Question

Let $f : \mathbb{R} \rightarrow \mathbb{R}$ be the function given by $f(x) = \cos(\tan^{-1} x)$. Which one of the following statements is TRUE?

• A. $f$ is decreasing for $x > 0$
• B. $f$ is decreasing for $x < 0$
• C. $f$ is decreasing on $\mathbb{R}$
• D. $f$ is decreasing on the interval $(-1, 1)$

Hint:

An alternate graphical way is to recognize that $f(x) = \frac{1}{\sqrt{1+x^2}}$ is an even function symmetric about the y-axis, with its maximum at $x=0$.
As $x$ moves away from 0 in the positive direction, the denominator increases, which means $f(x)$ must decrease for $x > 0$.

Answer 1

The Correct Option is A

Step 1: Understanding the Concept:
We can simplify $f(x)$ using trigonometry.

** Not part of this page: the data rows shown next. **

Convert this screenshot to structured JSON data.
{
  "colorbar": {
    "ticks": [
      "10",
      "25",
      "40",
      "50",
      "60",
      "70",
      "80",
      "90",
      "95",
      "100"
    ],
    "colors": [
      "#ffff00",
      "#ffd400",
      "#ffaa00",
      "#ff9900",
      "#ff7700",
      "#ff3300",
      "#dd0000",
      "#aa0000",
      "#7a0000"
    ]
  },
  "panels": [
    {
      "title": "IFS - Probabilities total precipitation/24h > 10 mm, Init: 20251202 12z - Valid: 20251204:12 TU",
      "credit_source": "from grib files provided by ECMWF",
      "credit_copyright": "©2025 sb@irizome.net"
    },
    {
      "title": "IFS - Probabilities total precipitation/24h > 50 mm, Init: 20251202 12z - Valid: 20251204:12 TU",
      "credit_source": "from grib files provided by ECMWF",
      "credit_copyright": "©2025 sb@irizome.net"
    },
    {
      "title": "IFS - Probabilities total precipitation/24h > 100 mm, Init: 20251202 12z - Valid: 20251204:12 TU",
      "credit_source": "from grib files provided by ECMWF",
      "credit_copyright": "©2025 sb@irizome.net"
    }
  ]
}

Let $\theta = \tan^{-1} x \implies \tan \theta = x$.
Step 2: Simplifying f(x):
If $\tan \theta = x/1$, then the hypotenuse is $\sqrt{1 + x^2}$. Therefore, $\cos \theta = \frac{1}{\sqrt{1 + x^2}}$. So, $f(x) = (1 + x^2)^{-1/2}$.
Step 3: Differentiating to check Monotonicity:
$f'(x) = -\frac{1}{2}(1 + x^2)^{-3/2} \cdot (2x) = \frac{-x}{(1 + x^2)^{3/2}}$.
For $x > 0$: $f'(x) < 0$ (Function is decreasing).
For $x < 0$: $f'(x) > 0$ (Function is increasing).

Step 4: Final Answer:
The function f is decreasing for x > 0.